Beaucoup de mes amis sont aussi très remontés contre cette patinoire, m’explique Edouard. Vu le contexte, ce n’est pas forcément ce genre de dépenses que l’on attendrait de la part de la municipalité.

Cela fait sept ans qu’Edouard vit à Barcelone. Environ 35 ans, architecte de profession, il s’est mis au chômage volontaire il y a quelques années pour consacrer une grande partie de son temps à la photographie. De toute façon il n’y a plus de travail ici, dans mon entourage on hésite tous à partir. Mais je continue à bosser comme archi sur Bordeaux, ma ville d’origine. Quand je dois m’y rendre, je pars avec ma 2 CV rouge. Je mets trois jours pour traverser les Pyrénées.

Edouard est venu me raconter l’histoire de sa rencontre, au détour d’une vallée escarpée, avec un voile de béton :
C’était en 2006, au tout début de ce projet photo sur l’architecture et le paysage dans les Pyrénées. Nous étions au mois de mars, le sac de couchage a gelé dans la tente et a fait une flaque dans la malle. Je me suis garé sur le parking au pied du barrage. Un homme s’est approché pour vérifier qui j’étais.
On vous a déjà repéré hier avec votre citroneta. Qu’est-ce que vous voulez ?
Ensuite il m’a expliqué que j’avais besoin d’autorisations.
Je suis revenu un mois plus tard. A 50 kilomètres du barrage, une bougie de la 2 CV a explosé. J’ai fait du stop et dans le premier village, un garage m’a vendu sans problème une bougie de 2 CV à deux euros cinquante.

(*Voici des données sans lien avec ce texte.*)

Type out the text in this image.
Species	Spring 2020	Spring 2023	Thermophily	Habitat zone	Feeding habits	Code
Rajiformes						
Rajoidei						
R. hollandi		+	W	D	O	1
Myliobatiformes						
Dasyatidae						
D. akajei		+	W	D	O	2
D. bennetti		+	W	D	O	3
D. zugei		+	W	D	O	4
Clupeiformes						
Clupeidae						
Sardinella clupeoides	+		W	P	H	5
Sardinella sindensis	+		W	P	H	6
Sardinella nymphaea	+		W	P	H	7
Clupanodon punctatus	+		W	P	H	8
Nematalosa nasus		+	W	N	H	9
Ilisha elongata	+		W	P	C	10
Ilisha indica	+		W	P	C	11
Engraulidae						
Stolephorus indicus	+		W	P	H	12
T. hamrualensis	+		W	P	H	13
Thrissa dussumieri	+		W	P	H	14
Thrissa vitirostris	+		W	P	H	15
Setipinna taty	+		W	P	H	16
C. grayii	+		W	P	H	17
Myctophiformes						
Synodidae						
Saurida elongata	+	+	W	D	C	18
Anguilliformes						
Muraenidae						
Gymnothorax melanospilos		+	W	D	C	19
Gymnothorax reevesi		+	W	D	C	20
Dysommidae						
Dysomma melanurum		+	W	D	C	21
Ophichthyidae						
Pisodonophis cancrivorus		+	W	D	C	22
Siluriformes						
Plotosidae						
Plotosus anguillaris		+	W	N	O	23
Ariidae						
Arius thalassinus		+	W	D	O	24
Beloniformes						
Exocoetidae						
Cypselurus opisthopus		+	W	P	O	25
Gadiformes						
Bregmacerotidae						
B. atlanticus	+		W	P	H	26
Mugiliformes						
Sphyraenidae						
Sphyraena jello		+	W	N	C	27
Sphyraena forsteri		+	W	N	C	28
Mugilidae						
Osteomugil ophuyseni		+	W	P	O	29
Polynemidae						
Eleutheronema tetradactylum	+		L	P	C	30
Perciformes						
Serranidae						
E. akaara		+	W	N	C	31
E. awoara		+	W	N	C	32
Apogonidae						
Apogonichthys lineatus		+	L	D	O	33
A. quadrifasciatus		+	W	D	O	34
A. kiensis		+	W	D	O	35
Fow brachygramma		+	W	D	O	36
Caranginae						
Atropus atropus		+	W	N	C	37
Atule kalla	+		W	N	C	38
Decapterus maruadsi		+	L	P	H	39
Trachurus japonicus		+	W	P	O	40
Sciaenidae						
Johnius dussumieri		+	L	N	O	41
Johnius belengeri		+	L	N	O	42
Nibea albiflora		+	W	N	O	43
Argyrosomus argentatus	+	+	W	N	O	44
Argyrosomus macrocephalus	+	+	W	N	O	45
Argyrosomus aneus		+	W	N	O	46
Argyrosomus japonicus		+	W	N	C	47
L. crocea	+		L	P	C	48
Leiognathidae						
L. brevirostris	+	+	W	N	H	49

Le barrage de La Llosa del cabay est construit dans une vallée encaissée et ses roches de poudingue. La construction est un voile de béton extrêmement fin qui doit faire cent cinquante mètres de haut.
J’ai montré les autorisations, et le gardien m’a mené à une petite porte, qui s’ouvrait sur un escalier foré dans le béton, descendant en pente raide, d’un seul tenant, jusqu’au pied de l’édifice. Nous nous trouvions donc entre l’énorme masse d’eau stockée et l’air de la vallée, dans cette frontière humaine qui contient le barrage. Difficile de mieux ressentir le cœur d’une structure. Le volume d’eau faisait 70 mètres de haut, j’imaginais la terrible poussée sur ce mur que je frôlais, et de l’autre côté rien que le vide. A travers les édifices, il est possible de ressentir le paysage, en miroir. C’est ce que j’ai vécu lors de cette descente.
Toutes les cent marches, nous nous arrêtions à un pallier, avec ses appareils électroniques de mesure, ses systèmes de sécurité.
Tu vois cette machine là ? m’expliquait le gardien. Elle a marché six mois mais c’était trop humide alors elle a explosé. Et tu vois celle-là ? Celle-la elle a jamais marché on ne sait pas pourquoi. Et celle-là non plus.
Mais alors comment vous savez que le barrage tient ? je demandais.
Nous avons d’autres appareils. Plus fiables. Tu vois ce fil à plomb ? Il trempe dans un bain d’huile. S’il n’a pas bougé, c’est que c’est bon.
Il fallait donc que rien ne bouge, que le béton soit aussi similaire, immuable que possible. Cet homme faisait chaque jour une ronde pour vérifier qu’il ne se passe rien, que les choses restent immobiles.
J’ai pensé au gardien du Désert des Tartares, qui attend une guerre qui ne vient pas, qui espère l’ennemi. Depuis dix ans qu’il a pris ce travail à plein temps, cette ronde, rafistoler un bout de montagne qui pourrait tomber, entretenir les espaces verts du parking, depuis le 11 septembre surveiller que d’éventuels terroristes comme moi ne viennent pas mettre une bombe, il se tient vigilant. Mais quand il vérifie que le fil à plomb n’a pas bougé, que souhaite-t-il au fond ? Peut-il s’empêcher de désirer que se dessine une vague dans l’huile ? Est-ce que l’homme est conçu pour souhaiter qu’il ne se passe rien ? Peut-on imaginer que certains jours il ne rêve pas à quelques tremblements ?
Tout au fond de ce voile de béton de cinq mètres de large, nous attendait un ascenseur qui nous remonta à la surface.
Enfin à l’air libre, il me montra en contrebas la petite maison où il habitait à l’année, comme un gardien de phare.
J’ai repris la route, mais la 2 CV faisait un bruit inquiétant. En réalité la bougie qui avait explosé raclait sur le moteur. Le garagiste du village l’a extirpée.
Ce jour-là j’ai décidé de continuer mon périple avec la 2 CV, malgré les nombreux désagréments : d’abord pour me donner une certaine lenteur. Et puis je rencontrais des gens grâce à elle, elle faisait arriver les choses.